Investors pared back on risky assets last month amid concern the U.S. economy is faltering and Europe's sovereign- debt crisis will spread. The S&P 500 posted its biggest monthly loss since May 2010, while gold futures had their largest monthly advance since November 2009 and prices jumped to a record $1,917.90 an ounce. The SPDR Gold Trust briefly surpassed the SPDR S&P 500 ETF Trust as the biggest fund by market value.

The ProShares UltraShort Gold fund and the PowerShares DB Gold Double Short ETN posted the largest increases in daily trading among the 100 securities with the highest volume, according to data compiled by Bloomberg. The number of shares that changed hands jumped more than sixfold, the data show.

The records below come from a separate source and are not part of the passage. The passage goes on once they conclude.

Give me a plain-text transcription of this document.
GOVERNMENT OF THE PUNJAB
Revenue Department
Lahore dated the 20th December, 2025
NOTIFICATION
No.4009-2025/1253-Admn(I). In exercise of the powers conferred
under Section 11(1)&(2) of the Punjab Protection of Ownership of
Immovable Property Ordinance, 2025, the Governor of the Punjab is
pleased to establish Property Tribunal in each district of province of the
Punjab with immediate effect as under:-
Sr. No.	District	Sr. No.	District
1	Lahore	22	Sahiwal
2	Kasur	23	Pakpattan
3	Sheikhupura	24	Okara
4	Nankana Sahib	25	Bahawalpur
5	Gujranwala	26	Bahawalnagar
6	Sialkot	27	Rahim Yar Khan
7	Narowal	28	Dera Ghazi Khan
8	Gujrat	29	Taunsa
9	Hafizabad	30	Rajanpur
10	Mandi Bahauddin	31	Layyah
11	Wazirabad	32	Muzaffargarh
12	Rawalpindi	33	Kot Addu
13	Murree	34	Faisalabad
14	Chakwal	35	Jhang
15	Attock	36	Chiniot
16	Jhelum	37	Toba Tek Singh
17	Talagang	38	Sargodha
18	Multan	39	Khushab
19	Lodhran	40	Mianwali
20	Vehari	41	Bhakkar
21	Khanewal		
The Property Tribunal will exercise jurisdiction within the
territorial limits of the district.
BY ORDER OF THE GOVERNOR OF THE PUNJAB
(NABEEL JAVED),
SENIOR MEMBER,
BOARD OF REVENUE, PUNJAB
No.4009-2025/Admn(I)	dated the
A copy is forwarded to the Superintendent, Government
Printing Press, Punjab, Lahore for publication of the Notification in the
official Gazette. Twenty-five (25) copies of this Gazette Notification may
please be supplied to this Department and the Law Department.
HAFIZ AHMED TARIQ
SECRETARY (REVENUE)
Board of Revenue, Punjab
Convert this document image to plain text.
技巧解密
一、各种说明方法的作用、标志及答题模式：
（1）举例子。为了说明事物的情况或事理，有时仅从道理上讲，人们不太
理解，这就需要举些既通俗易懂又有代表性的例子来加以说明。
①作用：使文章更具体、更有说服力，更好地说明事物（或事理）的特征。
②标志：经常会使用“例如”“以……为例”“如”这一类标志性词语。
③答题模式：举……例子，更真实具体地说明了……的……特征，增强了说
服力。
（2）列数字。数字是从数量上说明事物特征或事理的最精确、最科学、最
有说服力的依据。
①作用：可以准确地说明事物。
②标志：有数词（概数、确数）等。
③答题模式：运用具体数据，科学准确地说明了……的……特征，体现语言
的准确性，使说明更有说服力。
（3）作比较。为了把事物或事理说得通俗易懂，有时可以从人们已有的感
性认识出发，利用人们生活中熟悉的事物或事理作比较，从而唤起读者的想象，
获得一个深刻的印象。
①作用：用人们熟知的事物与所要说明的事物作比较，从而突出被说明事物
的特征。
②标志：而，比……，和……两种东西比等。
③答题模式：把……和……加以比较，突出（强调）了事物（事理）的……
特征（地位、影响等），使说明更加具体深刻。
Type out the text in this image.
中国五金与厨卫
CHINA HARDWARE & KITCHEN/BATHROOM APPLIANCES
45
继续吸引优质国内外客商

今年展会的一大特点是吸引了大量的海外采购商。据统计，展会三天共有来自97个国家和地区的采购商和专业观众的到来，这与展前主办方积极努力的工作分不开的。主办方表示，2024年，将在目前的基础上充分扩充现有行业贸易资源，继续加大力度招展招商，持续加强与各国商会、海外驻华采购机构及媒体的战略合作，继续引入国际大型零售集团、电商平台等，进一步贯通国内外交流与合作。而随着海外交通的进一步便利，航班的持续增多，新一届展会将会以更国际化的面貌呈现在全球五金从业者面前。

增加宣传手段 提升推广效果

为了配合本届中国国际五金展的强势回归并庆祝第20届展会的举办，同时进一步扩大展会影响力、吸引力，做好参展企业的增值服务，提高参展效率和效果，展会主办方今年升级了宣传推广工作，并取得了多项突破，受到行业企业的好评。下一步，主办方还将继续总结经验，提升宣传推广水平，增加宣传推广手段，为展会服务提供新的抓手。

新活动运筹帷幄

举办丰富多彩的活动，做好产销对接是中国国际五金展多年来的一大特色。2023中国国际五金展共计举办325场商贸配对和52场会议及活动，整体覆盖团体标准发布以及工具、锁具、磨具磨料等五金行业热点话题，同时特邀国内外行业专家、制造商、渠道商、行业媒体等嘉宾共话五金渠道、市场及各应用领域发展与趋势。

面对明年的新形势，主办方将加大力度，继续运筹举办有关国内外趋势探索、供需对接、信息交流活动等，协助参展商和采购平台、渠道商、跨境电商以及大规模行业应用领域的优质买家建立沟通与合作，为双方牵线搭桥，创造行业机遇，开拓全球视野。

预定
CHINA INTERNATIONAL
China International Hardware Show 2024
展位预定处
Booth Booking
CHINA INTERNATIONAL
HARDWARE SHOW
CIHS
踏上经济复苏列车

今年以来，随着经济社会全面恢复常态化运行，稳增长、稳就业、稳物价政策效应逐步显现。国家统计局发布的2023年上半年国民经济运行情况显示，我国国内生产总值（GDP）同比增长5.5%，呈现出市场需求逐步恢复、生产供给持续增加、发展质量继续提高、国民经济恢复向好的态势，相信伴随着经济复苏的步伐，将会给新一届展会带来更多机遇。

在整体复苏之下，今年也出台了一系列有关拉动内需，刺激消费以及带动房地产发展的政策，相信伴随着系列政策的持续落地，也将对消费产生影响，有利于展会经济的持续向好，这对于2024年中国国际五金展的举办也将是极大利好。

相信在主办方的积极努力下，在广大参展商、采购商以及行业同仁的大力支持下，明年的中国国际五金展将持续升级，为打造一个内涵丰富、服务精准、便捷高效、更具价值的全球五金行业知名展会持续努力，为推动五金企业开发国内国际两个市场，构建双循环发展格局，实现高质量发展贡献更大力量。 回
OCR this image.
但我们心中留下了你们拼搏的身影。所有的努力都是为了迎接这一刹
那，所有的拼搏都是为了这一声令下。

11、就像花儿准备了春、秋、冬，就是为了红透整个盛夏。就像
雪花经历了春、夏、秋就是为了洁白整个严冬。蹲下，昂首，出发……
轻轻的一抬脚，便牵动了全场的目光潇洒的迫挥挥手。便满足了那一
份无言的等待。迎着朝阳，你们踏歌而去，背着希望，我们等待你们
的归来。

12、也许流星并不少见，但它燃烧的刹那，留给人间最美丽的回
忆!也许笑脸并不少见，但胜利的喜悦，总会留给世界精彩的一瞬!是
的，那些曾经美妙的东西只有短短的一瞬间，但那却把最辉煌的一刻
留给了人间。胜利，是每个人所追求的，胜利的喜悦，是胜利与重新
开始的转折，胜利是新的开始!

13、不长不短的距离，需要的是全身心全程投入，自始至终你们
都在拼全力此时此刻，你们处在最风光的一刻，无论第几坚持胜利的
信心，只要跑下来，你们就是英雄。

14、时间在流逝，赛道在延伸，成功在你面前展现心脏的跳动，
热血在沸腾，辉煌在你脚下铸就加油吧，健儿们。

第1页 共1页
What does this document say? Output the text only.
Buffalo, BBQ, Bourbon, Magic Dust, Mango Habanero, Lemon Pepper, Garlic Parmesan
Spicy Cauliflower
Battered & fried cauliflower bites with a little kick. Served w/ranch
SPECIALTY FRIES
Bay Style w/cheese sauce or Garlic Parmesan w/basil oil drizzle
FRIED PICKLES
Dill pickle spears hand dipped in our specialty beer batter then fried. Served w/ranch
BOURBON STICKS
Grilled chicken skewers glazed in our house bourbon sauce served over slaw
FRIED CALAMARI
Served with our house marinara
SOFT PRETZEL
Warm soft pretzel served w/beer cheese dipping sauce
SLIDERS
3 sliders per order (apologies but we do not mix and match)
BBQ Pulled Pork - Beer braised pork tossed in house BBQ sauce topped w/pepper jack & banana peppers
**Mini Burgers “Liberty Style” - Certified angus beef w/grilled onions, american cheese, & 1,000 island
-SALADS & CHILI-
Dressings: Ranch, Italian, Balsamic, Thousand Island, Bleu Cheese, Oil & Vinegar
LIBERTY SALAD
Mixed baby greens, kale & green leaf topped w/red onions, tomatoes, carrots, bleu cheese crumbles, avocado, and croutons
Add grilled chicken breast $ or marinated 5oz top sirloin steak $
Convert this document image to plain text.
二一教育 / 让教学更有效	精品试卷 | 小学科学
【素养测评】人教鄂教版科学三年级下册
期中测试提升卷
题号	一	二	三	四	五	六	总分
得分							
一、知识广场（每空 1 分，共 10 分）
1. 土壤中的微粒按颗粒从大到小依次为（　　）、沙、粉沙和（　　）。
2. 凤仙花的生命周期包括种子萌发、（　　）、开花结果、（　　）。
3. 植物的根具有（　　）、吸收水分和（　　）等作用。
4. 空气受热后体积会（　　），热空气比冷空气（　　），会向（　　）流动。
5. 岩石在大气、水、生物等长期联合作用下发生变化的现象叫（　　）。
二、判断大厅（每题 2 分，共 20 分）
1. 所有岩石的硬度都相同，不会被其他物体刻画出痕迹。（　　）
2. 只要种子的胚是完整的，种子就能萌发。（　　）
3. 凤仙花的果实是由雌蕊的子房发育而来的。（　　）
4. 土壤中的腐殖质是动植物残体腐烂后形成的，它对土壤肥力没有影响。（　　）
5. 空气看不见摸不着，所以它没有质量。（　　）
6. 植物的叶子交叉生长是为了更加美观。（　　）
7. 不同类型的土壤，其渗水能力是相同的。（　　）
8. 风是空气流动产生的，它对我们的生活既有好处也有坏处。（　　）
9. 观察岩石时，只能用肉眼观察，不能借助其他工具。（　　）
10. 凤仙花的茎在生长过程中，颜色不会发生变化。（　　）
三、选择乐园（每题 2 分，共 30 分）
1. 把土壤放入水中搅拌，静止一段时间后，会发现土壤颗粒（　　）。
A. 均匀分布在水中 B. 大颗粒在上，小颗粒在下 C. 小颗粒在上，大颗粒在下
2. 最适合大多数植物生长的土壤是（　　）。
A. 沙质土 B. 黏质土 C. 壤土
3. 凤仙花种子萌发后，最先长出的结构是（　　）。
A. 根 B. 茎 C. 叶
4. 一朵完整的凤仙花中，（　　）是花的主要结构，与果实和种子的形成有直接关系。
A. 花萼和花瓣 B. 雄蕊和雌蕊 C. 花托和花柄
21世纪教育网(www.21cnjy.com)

Investors turned to ETFs for liquidity and a more efficient way to make bearish wagers, Dailey said. "That's why you saw the explosion in inverse and leveraged ETFs," he said.

Swaps, Derivatives

Leveraged ETFs use swaps or derivatives to amplify returns, while inverse funds are designed to move in the opposite direction of their benchmark index. Leveraged ETFs held over longer periods sometimes deviate from the performance of the underlying assets, raising concerns the funds may not be suitable for some investors and pushing the U.S. Securities and Exchange Commission to halt the approval of new funds making significant use of derivatives.